Raymund Flandez, Chronicle of Philanthropy Prospecting blog, 2/23/12

Small charities will now get more opportunities to conduct low-cost fundraising efforts by text message. But they'll have to do so under new guidelines designed to prevent fraud. A deal between the Mobile Giving Foundation, which connects charities to mobile carriers, and the BBB Wise Giving Alliance, a nonprofit connected with the Council of Better Business Bureaus, seeks to assure donors that their $5 to $10 text donations will go to trustworthy charities. They also hope that by demonstrating the legitimacy of the charities, the guidelines will make mobile-phone companies more willing to allow charities to use their networks to seek large gifts by text or solicit monthly text donations from supporters.
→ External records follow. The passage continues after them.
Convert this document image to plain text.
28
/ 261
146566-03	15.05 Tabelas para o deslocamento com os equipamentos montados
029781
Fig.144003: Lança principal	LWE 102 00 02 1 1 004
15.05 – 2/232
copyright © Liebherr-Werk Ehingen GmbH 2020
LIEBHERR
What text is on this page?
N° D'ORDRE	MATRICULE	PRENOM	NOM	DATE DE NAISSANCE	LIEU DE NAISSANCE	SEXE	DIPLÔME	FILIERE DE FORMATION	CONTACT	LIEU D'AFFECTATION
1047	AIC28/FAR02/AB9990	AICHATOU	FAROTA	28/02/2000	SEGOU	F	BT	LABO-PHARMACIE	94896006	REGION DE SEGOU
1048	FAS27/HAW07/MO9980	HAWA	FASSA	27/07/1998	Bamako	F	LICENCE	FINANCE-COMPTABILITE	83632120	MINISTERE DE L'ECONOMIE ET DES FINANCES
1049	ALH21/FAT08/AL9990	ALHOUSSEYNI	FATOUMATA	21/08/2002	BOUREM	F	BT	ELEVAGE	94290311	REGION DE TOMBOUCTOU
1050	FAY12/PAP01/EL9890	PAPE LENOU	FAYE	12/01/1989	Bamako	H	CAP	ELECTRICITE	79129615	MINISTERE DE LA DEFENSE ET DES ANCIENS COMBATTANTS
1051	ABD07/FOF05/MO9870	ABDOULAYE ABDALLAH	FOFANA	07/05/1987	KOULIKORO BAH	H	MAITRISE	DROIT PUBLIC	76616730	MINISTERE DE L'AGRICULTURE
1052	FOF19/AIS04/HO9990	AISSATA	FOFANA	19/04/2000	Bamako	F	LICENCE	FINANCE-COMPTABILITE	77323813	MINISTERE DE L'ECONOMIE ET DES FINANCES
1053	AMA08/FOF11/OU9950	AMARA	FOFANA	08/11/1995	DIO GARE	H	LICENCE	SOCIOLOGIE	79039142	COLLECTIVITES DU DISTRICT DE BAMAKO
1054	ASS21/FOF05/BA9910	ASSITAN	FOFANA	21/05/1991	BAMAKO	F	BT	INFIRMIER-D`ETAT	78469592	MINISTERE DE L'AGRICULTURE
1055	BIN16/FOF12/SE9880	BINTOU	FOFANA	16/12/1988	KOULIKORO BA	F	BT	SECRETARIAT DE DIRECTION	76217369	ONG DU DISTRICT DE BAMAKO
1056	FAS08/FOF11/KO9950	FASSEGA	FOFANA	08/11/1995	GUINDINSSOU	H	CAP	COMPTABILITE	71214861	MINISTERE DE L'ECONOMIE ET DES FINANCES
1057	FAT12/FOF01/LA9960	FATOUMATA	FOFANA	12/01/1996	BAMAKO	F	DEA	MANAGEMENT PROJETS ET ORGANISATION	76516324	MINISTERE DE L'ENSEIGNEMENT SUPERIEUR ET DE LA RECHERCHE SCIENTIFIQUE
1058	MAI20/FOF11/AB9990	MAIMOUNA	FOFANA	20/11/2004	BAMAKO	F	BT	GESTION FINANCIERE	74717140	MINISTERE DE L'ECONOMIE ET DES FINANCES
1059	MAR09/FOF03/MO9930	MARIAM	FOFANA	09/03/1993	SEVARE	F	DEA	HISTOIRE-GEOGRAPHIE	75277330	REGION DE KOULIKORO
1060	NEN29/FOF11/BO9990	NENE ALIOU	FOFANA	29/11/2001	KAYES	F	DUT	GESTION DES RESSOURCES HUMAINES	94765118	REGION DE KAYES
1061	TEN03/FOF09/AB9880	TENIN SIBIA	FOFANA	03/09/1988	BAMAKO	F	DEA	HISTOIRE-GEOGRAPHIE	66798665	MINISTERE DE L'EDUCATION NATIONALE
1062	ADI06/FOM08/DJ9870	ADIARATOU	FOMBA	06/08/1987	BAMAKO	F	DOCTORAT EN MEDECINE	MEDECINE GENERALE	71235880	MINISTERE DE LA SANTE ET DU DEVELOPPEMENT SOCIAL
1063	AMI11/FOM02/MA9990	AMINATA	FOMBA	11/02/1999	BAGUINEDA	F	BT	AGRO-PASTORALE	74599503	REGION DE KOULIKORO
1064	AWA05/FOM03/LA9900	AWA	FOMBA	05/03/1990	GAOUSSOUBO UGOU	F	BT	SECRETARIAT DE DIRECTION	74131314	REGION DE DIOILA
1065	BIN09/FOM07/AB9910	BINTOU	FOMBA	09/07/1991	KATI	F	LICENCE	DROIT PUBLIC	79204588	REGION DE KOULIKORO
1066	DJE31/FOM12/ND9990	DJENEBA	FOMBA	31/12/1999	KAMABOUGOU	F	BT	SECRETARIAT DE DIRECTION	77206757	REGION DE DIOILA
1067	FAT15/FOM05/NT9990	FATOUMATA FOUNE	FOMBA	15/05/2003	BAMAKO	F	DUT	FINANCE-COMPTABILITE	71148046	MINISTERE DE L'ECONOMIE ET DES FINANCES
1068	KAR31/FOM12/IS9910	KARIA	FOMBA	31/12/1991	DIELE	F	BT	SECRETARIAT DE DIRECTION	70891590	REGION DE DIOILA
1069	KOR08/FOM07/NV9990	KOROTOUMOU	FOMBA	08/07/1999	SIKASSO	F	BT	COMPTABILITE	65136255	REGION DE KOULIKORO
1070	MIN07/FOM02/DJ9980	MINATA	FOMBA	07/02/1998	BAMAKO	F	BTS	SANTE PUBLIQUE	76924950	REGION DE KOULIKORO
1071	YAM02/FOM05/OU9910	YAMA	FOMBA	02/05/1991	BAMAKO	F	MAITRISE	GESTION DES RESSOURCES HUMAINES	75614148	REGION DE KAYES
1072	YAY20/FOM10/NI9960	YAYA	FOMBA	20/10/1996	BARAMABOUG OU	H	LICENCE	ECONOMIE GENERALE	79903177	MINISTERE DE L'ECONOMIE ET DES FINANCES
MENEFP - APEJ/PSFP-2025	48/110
Until now, only charities that have raised $500,000 in total donations for one year were eligible to start mobile-giving campaigns. The expansion of mobile giving depends in large part on the goodwill of mobile carriers like AT&T Mobility, Sprint, and Verizon Wireless. Right now, neither the charity nor the donor pays anything to the carrier to process donations handled through the Mobile Giving Foundation, so the organization wanted to find a way to reassure the carriers. Under the new rules, small organizations [will] first have to pass 20 standards of accountability. [The BBB Alliance] hopes to encourage charities to reach out to younger donors, who are increasingly relying on text-messaging for daily communications.